If you really want to be happier than your parents provided for in your genes, you have to learn the kinds of things you can do, day by day, to bounce your set point up and avoid the things that bounce it down." Like managing your health, putting into place tools and patterns of behavior can help lift your level of happiness and set point. Think of it as revving up your happiness metabolism. Simple tools to pay attention to range from:

• Enough sleep - 8 hours can make all the difference in your outlook on life. For teens this is especially important as more and more research shows that teens that do not get enough sleep are prone for depression.

• Exercise everyday – 20 min- 1 hour a day can make a huge difference in your life and outlook and will help keep you physically healthier as well and provide you with more energy.

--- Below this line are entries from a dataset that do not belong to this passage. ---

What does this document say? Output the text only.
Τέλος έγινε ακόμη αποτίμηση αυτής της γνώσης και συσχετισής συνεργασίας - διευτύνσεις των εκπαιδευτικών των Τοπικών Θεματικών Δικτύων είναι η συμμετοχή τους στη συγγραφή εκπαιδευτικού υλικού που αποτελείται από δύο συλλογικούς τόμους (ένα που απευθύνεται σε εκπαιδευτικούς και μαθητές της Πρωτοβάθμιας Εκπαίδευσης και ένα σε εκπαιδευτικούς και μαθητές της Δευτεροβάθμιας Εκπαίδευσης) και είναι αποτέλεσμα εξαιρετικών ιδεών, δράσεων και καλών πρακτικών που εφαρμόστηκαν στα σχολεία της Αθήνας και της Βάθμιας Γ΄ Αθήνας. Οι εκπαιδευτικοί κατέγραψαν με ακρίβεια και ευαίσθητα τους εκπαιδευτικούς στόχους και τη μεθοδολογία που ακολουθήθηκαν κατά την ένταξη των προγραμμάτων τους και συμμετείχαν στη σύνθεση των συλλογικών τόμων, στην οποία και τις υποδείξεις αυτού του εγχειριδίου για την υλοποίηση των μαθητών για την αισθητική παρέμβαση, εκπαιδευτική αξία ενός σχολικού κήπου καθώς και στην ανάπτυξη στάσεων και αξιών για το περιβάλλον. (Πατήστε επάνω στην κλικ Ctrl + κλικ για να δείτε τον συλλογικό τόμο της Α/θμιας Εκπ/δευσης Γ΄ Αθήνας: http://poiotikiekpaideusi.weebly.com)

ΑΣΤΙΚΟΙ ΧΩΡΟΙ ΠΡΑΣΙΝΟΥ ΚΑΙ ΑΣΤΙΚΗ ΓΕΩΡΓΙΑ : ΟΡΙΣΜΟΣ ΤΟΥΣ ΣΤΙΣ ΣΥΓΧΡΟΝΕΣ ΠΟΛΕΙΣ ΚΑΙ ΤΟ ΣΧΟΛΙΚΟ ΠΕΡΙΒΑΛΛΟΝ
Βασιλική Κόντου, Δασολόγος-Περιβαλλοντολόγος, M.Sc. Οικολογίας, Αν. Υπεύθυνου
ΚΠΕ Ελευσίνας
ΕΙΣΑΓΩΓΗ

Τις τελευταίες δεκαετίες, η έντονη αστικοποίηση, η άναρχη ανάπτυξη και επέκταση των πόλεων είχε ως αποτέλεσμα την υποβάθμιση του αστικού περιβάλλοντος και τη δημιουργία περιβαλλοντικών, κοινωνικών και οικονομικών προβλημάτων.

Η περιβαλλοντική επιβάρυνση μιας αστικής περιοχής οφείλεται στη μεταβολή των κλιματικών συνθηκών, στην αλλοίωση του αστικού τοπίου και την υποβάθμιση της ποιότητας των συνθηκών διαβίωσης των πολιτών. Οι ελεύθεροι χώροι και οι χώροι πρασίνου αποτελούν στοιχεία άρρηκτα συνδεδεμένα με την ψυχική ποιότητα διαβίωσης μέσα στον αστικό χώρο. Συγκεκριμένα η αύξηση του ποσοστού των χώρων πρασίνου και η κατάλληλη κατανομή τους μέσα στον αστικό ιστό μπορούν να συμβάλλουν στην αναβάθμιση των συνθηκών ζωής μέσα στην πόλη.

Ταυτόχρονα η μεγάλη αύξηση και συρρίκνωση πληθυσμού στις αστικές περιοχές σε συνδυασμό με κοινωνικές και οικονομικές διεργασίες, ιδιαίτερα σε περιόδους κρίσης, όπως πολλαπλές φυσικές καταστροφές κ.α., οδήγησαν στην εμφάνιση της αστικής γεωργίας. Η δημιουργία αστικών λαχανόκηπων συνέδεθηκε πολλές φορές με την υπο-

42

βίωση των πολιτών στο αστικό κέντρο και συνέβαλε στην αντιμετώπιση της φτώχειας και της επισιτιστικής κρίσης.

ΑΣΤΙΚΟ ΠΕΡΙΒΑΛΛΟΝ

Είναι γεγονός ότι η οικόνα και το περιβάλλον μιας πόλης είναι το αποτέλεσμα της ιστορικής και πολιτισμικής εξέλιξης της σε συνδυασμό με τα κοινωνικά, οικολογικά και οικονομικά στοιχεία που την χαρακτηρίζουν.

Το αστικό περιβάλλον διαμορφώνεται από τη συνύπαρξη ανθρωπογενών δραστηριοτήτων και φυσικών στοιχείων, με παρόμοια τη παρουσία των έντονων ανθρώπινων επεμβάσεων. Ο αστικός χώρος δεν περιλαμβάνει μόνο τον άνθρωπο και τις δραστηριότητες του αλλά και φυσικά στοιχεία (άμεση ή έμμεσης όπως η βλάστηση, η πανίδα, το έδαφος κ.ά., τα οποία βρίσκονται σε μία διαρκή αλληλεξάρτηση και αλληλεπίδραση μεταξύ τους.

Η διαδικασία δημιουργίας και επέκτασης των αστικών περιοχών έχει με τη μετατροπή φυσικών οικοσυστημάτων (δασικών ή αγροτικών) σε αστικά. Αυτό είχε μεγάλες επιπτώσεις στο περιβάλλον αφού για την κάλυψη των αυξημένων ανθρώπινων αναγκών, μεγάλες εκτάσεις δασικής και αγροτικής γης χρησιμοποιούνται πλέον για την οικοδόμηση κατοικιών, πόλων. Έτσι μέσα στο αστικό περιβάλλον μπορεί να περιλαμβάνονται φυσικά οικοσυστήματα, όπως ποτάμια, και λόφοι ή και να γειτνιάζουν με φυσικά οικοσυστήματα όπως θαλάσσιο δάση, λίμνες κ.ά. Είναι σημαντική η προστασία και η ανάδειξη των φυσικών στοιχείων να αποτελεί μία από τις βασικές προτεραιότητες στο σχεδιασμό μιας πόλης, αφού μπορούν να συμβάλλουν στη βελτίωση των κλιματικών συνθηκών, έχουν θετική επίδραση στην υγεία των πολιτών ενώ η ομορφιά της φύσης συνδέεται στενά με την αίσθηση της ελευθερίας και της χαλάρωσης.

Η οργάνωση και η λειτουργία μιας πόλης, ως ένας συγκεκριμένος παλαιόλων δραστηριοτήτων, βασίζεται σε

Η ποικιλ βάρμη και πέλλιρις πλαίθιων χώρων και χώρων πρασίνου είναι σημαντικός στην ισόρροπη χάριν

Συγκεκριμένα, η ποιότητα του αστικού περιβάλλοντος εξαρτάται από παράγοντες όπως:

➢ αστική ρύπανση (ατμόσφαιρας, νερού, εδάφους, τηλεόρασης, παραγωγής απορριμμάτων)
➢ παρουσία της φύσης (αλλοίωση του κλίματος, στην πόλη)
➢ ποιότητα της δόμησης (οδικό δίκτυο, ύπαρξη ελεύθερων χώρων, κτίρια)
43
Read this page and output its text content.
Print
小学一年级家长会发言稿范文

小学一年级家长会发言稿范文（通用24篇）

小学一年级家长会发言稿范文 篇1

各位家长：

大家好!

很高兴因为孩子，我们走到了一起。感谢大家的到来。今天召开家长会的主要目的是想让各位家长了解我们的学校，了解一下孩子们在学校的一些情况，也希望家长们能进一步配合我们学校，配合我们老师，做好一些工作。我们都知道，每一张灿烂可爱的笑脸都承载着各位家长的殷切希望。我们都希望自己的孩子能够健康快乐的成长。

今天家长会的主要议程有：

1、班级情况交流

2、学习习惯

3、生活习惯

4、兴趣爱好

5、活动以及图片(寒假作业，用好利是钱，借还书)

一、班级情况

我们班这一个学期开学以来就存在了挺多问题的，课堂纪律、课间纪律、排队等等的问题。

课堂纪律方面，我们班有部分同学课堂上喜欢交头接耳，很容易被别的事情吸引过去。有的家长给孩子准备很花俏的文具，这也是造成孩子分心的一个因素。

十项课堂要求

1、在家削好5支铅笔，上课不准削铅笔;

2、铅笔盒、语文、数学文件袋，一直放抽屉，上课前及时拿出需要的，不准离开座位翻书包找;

• Nurturing close relationships – Nurture others and they shall nurture back. Remember the old saying, “Give a Hug Today.” Try it you might be surprised. Call someone just to say hello and be nice to those you care about.

• Being grateful – writing a gratitude list, tell someone you are grateful for them in your life or sending a thank you note when it is least expected makes everyone feel good. • Use your best skills in your work (and play). If you are doing work that brings out your strengths you will have a more positive outlook. If you are spending your day not using your strengths, find a way to put them to use in your leisure time or at work.

• Smile and Laugh Last night at dinner we went around the table and told stories of “our worse job.” For 30 minutes nonstop we were laughing so hard we were crying at the funny, odd, and disgusting jobs we had when we were young. (This doesn’t work if you still have the job).

• Act Happy Act as if you are happy. Put on a smile, keep the vision of being happy in your mind, skip, sing, and say Bonjour to everyone you see. Your mood will change, no doubt!

• Forgive others. Being mad gets in the way of happiness. The practice of forgiveness, University of Michigan psychologist Christopher Peterson, PhD, says, is "a trait strongly linked to happiness." A daily moment of forgiveness, then, might be one way to raise your SWB.

• Meditate A great deal of new research shows that meditation does promote higher levels of happiness. Richard Davidson, University of Wisconsin, professor of psychology and psychiatry found in his research that feelings of happiness, enthusiasm, joy, high energy, and alertness are found in high levels of activity at the left frontal area of the cerebral cortex; activity on the right frontal area corresponded to feelings of sadness, anxiety, and worry. Meditation evidentially redistributes the balance, starting more left-brain activity and thus positive emotion.

Overall the research on increasing our well-being, happiness, and joy is showing that the more we focus on the simple things that are in the moment versus the longer term planning the happier and more joyful we are.